Le Collectif des universitaires contre les violences policières fait front commun avec les nombreux communiqués et actions de soutien aux habitant.e.s et sympathisant.e.s de la ZAD de Notre-Dame-des-Landes face aux expulsions, destructions et violences dont ils.elles font l’objet depuis le 9 avril dernier. Nous publions son communiqué daté du 15 avril 2018, journée qui a vu de nombreux soutiens converger vers la ZAD.

À l’heure où le gouvernement déclare vouloir mener la chasse aux « fake news », il est étonnant d’entendre le Premier ministre prétendre « éviter toute violence » tandis que son ministre de l’Intérieur affirme avoir un recours modéré à la force et « faire en sorte que celles et ceux qui veulent construire leur avenir là-bas puissent rester ».

Or, contrairement à ce que la Préfecture de Loire Atlantique avait annoncé, des habitant.e.s en phase de construction d’un projet agricole et/ou s’étant signalé.e.s à plusieurs reprises auprès des autorités – et sans que celles-ci daignent en tenir compte – ont vu leur habitat détruit, leurs cultures dévastées et leurs troupeaux déplacés. La liste des blessé.e.s, dont certain.e.s dans un état jugé sérieux et ayant nécessité une évacuation d’urgence vers des centres de soins nantais, ne cesse d’augmenter.

Non seulement habitant.e.s de la ZAD, mais aussi sympathisant.e.s de tous âges et professionnels des médias (journalistes, photographes) ont subi coups et blessures, assauts de véhicules blindés, pluies de grenades assourdissantes, de désencerclement et autres grenades offensives, ou encore tirs tendus de gaz lacrymogènes et de flashballs.
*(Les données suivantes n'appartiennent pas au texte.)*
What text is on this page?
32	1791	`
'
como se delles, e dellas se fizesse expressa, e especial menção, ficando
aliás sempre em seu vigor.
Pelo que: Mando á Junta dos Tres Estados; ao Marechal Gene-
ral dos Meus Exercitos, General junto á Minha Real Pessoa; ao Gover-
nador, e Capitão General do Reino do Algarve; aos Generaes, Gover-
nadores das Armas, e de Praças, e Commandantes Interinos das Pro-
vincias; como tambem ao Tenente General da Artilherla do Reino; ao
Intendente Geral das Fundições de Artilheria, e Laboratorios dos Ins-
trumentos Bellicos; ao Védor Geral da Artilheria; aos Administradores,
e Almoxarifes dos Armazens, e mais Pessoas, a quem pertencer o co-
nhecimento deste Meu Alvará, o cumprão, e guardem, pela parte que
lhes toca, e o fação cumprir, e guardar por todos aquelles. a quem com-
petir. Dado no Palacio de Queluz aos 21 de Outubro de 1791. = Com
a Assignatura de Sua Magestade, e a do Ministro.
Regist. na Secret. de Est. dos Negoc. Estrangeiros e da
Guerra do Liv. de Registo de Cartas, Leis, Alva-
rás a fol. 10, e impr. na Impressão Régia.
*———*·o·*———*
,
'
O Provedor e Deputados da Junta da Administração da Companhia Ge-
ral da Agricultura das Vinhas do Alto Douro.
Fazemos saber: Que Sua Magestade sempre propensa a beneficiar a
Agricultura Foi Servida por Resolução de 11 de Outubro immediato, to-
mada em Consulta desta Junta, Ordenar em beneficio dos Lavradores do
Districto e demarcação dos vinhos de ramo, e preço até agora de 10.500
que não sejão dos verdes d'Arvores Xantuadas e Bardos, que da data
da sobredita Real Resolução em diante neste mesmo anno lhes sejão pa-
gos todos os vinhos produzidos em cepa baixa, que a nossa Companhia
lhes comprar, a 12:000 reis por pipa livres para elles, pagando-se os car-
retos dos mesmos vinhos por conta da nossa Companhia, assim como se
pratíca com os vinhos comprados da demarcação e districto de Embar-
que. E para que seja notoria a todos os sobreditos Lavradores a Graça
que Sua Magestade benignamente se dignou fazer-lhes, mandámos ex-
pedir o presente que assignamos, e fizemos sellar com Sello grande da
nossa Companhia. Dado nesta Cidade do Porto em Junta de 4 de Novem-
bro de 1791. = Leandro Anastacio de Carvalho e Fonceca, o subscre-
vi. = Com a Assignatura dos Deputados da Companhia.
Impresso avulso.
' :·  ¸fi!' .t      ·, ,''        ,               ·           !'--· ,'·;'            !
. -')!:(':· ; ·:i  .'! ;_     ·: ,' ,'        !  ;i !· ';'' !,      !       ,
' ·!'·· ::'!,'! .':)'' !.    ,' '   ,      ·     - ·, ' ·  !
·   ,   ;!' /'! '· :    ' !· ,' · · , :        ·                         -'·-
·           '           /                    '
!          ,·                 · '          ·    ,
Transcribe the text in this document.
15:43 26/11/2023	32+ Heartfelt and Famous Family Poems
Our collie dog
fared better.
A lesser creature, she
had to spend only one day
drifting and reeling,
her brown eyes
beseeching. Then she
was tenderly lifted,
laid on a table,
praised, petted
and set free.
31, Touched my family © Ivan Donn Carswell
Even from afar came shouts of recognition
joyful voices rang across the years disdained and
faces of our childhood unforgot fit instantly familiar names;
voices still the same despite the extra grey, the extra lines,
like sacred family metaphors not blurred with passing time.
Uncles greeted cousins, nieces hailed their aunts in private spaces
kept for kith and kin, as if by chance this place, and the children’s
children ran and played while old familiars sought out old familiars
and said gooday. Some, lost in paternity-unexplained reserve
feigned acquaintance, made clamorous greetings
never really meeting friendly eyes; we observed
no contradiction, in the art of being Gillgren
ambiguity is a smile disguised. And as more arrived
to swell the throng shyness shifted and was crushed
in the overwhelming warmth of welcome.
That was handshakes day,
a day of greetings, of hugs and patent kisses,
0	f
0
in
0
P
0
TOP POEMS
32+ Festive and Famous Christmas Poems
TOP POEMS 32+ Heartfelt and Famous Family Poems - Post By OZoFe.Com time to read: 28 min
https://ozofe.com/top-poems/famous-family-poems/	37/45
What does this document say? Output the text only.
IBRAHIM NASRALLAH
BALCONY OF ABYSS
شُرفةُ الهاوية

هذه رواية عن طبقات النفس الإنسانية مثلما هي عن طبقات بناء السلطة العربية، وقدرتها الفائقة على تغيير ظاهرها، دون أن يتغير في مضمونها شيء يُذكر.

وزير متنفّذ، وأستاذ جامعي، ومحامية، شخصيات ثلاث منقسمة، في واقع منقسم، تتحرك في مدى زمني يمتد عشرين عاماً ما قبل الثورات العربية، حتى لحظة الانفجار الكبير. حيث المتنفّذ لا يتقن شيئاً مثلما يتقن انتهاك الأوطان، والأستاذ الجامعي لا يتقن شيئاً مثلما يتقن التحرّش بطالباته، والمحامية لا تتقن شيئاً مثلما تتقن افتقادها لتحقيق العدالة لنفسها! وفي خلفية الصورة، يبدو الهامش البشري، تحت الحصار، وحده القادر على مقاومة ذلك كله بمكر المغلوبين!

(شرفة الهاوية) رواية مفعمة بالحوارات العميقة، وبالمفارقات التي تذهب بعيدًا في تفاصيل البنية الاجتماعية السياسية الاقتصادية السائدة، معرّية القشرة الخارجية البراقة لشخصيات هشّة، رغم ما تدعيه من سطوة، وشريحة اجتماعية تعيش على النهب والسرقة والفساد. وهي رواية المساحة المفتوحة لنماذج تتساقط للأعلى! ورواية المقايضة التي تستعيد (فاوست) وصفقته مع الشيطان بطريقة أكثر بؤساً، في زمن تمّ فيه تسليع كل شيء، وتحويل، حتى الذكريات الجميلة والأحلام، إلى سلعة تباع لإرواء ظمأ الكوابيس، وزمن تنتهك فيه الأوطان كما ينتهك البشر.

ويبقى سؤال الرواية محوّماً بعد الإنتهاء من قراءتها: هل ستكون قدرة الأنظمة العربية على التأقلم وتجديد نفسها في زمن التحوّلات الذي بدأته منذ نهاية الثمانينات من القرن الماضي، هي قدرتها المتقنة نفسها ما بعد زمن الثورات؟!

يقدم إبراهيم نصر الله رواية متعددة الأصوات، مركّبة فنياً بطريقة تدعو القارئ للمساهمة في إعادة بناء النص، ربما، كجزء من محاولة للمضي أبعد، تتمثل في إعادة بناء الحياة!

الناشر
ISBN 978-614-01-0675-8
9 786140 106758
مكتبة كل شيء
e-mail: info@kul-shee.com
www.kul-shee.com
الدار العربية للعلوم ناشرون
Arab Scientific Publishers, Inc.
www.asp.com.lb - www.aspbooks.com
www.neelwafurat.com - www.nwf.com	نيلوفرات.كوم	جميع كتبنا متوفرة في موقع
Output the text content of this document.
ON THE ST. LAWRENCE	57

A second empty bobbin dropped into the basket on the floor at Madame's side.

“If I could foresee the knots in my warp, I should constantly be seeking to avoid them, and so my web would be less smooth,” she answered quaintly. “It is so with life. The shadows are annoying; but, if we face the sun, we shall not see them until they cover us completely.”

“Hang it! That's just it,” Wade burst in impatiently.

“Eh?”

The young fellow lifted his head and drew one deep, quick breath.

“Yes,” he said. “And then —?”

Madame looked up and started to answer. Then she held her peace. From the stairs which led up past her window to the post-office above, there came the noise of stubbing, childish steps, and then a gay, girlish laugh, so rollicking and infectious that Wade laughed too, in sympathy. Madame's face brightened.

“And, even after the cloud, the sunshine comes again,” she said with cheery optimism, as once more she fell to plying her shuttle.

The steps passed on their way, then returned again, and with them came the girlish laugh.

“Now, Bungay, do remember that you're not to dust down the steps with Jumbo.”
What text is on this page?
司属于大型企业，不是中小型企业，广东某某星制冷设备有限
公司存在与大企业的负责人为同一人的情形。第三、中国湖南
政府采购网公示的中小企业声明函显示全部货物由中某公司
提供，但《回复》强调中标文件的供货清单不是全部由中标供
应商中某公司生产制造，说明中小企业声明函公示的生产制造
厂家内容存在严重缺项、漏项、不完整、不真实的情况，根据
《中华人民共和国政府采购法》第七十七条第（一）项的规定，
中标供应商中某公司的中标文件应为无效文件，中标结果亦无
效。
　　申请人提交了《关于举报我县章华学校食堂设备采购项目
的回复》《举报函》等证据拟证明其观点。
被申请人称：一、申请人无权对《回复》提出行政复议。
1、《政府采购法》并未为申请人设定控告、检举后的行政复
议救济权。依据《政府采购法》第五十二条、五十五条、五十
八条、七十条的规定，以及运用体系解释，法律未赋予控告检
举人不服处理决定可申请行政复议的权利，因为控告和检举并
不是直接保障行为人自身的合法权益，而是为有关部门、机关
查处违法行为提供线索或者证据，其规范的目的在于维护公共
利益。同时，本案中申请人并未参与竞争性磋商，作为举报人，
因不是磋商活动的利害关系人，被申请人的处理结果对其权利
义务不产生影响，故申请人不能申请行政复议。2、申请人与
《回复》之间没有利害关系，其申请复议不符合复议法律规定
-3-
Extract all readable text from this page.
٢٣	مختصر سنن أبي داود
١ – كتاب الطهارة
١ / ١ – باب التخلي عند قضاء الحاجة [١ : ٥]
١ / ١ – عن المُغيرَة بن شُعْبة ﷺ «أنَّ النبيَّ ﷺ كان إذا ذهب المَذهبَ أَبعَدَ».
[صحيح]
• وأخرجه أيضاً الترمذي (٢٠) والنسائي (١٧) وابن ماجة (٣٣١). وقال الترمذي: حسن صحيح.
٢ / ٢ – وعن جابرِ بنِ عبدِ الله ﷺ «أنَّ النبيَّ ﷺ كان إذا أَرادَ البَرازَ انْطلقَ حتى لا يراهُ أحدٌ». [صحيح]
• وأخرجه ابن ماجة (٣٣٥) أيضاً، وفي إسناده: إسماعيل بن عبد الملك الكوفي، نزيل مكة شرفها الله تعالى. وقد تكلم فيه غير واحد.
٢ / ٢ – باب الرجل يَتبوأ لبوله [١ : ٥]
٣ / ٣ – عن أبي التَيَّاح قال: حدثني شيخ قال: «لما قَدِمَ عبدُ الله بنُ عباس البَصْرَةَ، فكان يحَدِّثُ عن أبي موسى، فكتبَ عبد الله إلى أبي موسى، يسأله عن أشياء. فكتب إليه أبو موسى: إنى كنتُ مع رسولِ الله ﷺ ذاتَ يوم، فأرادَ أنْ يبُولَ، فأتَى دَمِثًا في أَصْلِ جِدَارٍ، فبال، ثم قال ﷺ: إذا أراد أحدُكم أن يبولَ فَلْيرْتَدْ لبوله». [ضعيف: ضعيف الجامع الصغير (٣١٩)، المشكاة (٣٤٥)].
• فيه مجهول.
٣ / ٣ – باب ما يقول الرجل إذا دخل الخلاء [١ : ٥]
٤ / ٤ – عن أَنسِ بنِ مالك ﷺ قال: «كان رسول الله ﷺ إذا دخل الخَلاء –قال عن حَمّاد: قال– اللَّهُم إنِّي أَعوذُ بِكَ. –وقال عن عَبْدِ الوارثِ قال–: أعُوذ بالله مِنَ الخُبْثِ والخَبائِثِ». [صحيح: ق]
Un habitant qui défendait un lieu de vie a vu plusieurs de ses tendons de doigts sectionnés après avoir été tiré par les pieds alors qu’il se trouvait sur un toit de tôle puis laissé à son propre sort dans les rues de Nantes par les gendarmes mobiles. Des militant.e.s, dont certain.e.s retraité.e.s qui avaient organisé un pique-nique solidaire sur place, ont fait l’objet de nombreux tirs de grenades lacrymogènes lors de la troisième journée de l’opération. De nombreuses personnes ont fait état de l’usage de gaz incapacitants aux effets sanitaires dévastateurs et aux séquelles inévitables.

Président, ministres et députés de la République justifient cette opération de grande ampleur – et à grands frais (275 000 euros / jour) – par la volonté de « mettre fin à une zone de non-droit » et de faire respecter la loi. Mais lorsque des matériels et des méthodes aussi offensifs sont déployés par autant d’escadrons de gendarmerie, lorsque de si nombreux.ses blessé.e.s sont à déplorer, lorsque des expulsions et des démolitions ont lieu sans présentation des décisions officielles les autorisant ou sans huissier, lorsque les projets de convention de gestion collective des terres en discussion et permis par le droit sont réduits à néant, lorsque les gendarmes refusent de laisser les habitant.e.s récupérer leurs affaires avant la destruction de leur habitation, lorsque les journalistes sont interdits de faire leur travail sur les lieux des événements et que des gendarmes arborent de faux brassards de presse, lorsque des blessé.e.s graves tardent à recevoir des soins ou peinent à être évacué.e.s, lorsque des manifestant.e.s sont gazé.e.s et aspergé.e.s de façon à empêcher un rassemblement, comment parler d’État de droit ?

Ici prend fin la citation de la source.